Wednesday, February 09, 2005
If Rebecca Threw the Race, Who Could Blame Her?
Watching The Amazing Race last night, I was struck by how poised, intelligent, and considerate Rebecca was. Looking over the season, it is utterly clear how much she valued love and how little her partner was capable of giving. It looks to me that after the fight at the train station in Sri Lanka, she continued to race, but stopped trying to win. The other couples in the race at that point loved each other, and I honestly think that she decided to give it to one of them. The point where she showed her hand? When she unlocked the lock moments after Hayden and Aaron gave up. That was not a coincidence.

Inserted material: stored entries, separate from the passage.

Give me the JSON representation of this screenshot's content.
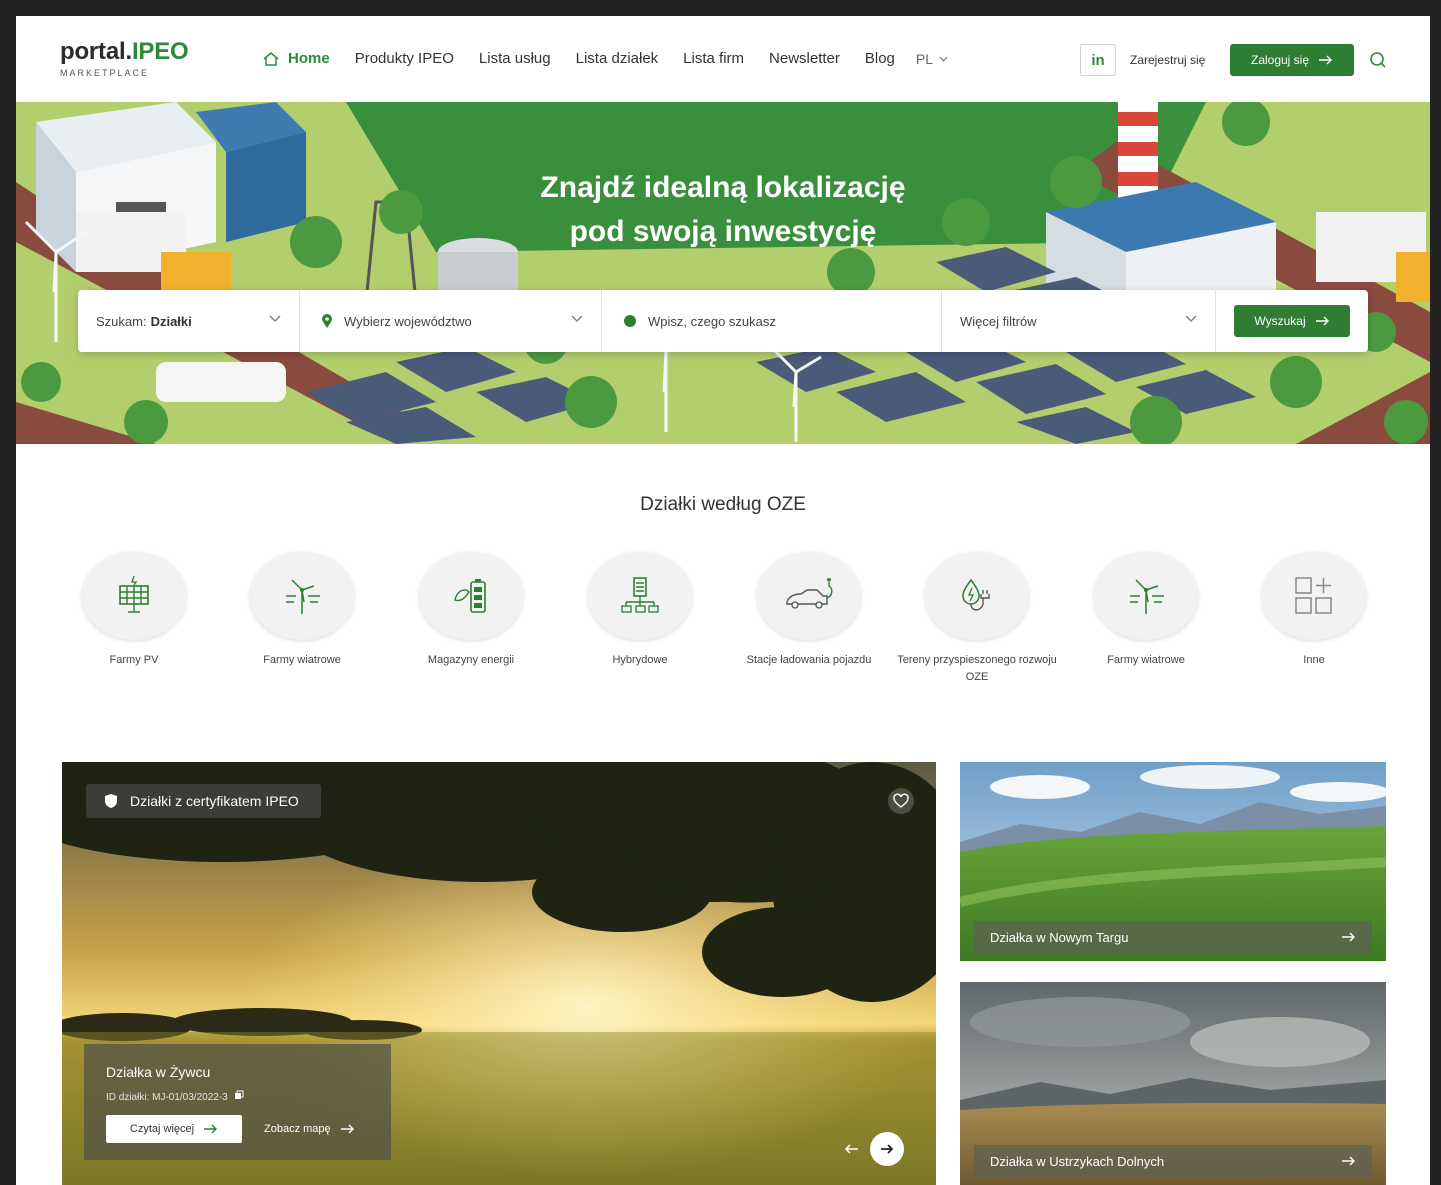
{
  "header": {
    "logo_main": "portal.",
    "logo_brand": "IPEO",
    "logo_sub": "MARKETPLACE",
    "nav": [
      {
        "label": "Home"
      },
      {
        "label": "Produkty IPEO"
      },
      {
        "label": "Lista usług"
      },
      {
        "label": "Lista działek"
      },
      {
        "label": "Lista firm"
      },
      {
        "label": "Newsletter"
      },
      {
        "label": "Blog"
      }
    ],
    "lang": "PL",
    "linkedin": "in",
    "register": "Zarejestruj się",
    "login": "Zaloguj się"
  },
  "hero": {
    "title_line1": "Znajdź idealną lokalizację",
    "title_line2": "pod swoją inwestycję"
  },
  "search": {
    "type_label": "Szukam:",
    "type_value": "Działki",
    "region_placeholder": "Wybierz województwo",
    "query_placeholder": "Wpisz, czego szukasz",
    "filters_label": "Więcej filtrów",
    "button": "Wyszukaj"
  },
  "categories": {
    "title": "Działki według OZE",
    "items": [
      {
        "label": "Farmy PV",
        "icon": "solar-panel-icon"
      },
      {
        "label": "Farmy wiatrowe",
        "icon": "wind-turbine-icon"
      },
      {
        "label": "Magazyny energii",
        "icon": "battery-icon"
      },
      {
        "label": "Hybrydowe",
        "icon": "hybrid-icon"
      },
      {
        "label": "Stacje ładowania pojazdu",
        "icon": "ev-charging-icon"
      },
      {
        "label": "Tereny przyspieszonego rozwoju OZE",
        "icon": "energy-plug-icon"
      },
      {
        "label": "Farmy wiatrowe",
        "icon": "wind-turbine-icon"
      },
      {
        "label": "Inne",
        "icon": "grid-plus-icon"
      }
    ]
  },
  "featured": {
    "badge": "Działki z certyfikatem IPEO",
    "title": "Działka w Żywcu",
    "id_text": "ID działki: MJ-01/03/2022-3",
    "read_more": "Czytaj więcej",
    "see_map": "Zobacz mapę"
  },
  "side_cards": [
    {
      "title": "Działka w Nowym Targu"
    },
    {
      "title": "Działka w Ustrzykach Dolnych"
    }
  ],
  "colors": {
    "brand_green": "#2e7d32",
    "hero_green": "#3a8f3d"
  }
}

The only reason I am publishing this speculation at all is that the other half of her team cannot say that she sabotaged the team any worse than he did. At almost every significant event where teamwork was called for, Adam invested substantial amounts of time and energy dumping on his team. The mental cruelty routinely inflicted by Adam on Rebecca is in no way indicative of a person engaged in the process of winning a contest involving teamwork.
Rebecca, if you made that choice, I support you in it. I have told my wife that if we are fortunate enough to get on the race, my relationship with her is worth more to me than the prize offered. I can certainly understand that Rebecca could value love enough to make the same choice, inverted. All of the final five couples were in love with each other, save hers. Rebecca is a deeply spiritual person who made a spiritual choice to support love in the world. It is a damned shame that she could not do that with the person who she was teamed with.
I really hope Rebecca finds a love worthy of her and that she gets a chance to live as well as she deserves.
Tuesday, February 08, 2005
Earlier Notes on Protest
I have discussed my father and protest earlier. This is my eulogy to dad.
The Sweet Sting of Significance!
I was on the rooftop looking down at the protesters in 2001 with Michael as his friends pointed out idiots they personally knew in the crowd of May Day wanna-be's. Growing up in the anti-war movement, I had the chance to learn what kind of protest accomplished change and what accomplished noise. It seems like all the effective, ethical protest organizers have gone away.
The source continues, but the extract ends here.